Concept

Vicious circle principle

The vicious circle principle is a principle that was endorsed by many predicativist mathematicians in the early 20th century to prevent contradictions. The principle states that no object or property may be introduced by a definition that depends on that object or property itself. In addition to ruling out definitions that are explicitly circular (like "an object has property P iff it is not next to anything that has property P"), this principle rules out definitions that quantify over domains which include the entity being defined. Thus, it blocks Russell's paradox, which defines a set R that contains all sets which do not contain themselves. This definition is blocked because it defines a new set in terms of the totality of all sets, of which this new set would itself be a member. However, it also blocks one standard definition of the natural numbers.
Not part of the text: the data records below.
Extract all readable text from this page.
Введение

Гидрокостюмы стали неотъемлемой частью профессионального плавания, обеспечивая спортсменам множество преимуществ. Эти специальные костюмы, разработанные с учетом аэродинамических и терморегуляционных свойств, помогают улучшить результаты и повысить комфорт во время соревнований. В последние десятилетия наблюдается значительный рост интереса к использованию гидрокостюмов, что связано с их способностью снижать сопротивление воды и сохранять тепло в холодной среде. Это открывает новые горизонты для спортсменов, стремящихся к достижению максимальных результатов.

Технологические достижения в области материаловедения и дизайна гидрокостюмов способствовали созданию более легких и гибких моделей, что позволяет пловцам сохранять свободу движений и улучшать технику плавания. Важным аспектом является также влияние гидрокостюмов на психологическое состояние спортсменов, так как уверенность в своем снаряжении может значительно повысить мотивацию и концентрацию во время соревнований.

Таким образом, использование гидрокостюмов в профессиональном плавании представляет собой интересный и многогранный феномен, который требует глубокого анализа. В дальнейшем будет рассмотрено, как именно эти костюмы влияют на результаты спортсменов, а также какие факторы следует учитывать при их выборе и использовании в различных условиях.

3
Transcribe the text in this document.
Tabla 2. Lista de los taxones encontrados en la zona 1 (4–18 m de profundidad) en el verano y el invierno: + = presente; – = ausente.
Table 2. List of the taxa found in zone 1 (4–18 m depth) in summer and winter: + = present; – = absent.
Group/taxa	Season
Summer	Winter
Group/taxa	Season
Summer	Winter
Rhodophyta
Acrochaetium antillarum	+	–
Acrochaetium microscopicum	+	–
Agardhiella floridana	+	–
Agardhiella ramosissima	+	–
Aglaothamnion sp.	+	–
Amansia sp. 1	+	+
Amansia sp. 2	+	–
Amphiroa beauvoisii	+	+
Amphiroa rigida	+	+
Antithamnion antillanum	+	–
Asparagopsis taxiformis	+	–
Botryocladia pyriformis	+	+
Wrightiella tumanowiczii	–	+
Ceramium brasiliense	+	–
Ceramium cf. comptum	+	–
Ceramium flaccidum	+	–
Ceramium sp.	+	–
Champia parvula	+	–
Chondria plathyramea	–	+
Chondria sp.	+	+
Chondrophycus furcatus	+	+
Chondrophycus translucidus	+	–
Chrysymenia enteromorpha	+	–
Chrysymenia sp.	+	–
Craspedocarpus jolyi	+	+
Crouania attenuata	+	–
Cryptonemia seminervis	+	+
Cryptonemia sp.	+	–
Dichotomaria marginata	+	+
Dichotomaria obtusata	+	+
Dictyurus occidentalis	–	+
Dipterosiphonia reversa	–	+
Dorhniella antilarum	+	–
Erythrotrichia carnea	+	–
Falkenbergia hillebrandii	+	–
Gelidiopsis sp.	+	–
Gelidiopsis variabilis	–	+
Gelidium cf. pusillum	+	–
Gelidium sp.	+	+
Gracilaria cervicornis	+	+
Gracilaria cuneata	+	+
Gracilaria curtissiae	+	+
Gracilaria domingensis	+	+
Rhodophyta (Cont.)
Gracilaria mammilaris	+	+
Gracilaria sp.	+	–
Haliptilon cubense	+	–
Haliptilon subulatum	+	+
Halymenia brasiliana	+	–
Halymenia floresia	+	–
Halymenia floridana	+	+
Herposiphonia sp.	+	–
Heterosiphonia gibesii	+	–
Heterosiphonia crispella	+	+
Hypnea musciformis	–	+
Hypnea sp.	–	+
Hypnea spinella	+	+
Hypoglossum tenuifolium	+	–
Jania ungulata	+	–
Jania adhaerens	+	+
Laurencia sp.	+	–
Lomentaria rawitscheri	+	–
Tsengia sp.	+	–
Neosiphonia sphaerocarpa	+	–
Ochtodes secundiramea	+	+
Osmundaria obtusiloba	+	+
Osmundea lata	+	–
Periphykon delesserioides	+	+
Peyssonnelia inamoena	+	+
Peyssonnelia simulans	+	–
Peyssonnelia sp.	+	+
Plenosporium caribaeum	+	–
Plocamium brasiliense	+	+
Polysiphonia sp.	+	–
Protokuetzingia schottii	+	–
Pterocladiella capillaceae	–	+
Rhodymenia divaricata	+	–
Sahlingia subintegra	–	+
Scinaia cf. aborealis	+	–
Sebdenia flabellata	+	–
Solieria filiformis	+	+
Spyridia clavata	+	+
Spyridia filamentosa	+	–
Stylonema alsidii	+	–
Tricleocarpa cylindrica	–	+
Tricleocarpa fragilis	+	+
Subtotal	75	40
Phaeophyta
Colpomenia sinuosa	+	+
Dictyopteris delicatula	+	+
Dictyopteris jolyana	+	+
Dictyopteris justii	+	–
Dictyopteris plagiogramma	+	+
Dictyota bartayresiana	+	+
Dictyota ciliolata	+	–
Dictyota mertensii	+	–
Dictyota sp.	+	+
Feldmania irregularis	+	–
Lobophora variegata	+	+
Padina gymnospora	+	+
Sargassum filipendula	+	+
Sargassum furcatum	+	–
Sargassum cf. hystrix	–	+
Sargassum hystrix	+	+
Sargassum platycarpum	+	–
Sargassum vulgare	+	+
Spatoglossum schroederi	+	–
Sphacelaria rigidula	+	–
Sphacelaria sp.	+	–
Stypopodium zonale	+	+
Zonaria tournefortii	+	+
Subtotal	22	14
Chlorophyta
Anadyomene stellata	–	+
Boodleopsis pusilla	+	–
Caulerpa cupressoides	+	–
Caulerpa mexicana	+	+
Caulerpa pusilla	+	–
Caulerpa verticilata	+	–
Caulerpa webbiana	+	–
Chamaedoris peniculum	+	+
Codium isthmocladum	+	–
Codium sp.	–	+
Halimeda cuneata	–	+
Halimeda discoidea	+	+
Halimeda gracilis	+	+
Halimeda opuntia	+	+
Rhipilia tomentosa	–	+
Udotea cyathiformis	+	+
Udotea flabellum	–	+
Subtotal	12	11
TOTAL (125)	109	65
First, we define a property as being "hereditary" if, whenever a number n has the property, so does n +1. Then we say that x has the property of being a natural number if and only if it has every hereditary property that 0 has. This definition is blocked, because it defines "natural number" in terms of the totality of all hereditary properties, but "natural number" itself would be such a hereditary property, so the definition is circular in this sense. Most modern mathematicians and philosophers of mathematics think that this particular definition is not circular in any problematic sense, and thus they reject the vicious circle principle. But it was endorsed by many early 20th-century researchers, including Bertrand Russell and Henri Poincaré. On the other hand, Frank P. Ramsey and Rudolf Carnap accepted the ban on explicit circularity, but argued against the ban on circular quantification. After all, the definition "let T be the tallest man in the room" defines T by means of quantification over a domain (men in the room) of which T is a member. But this is not problematic, they suggest, because the definition does not actually create the person, but merely shows how to pick him out of the totality.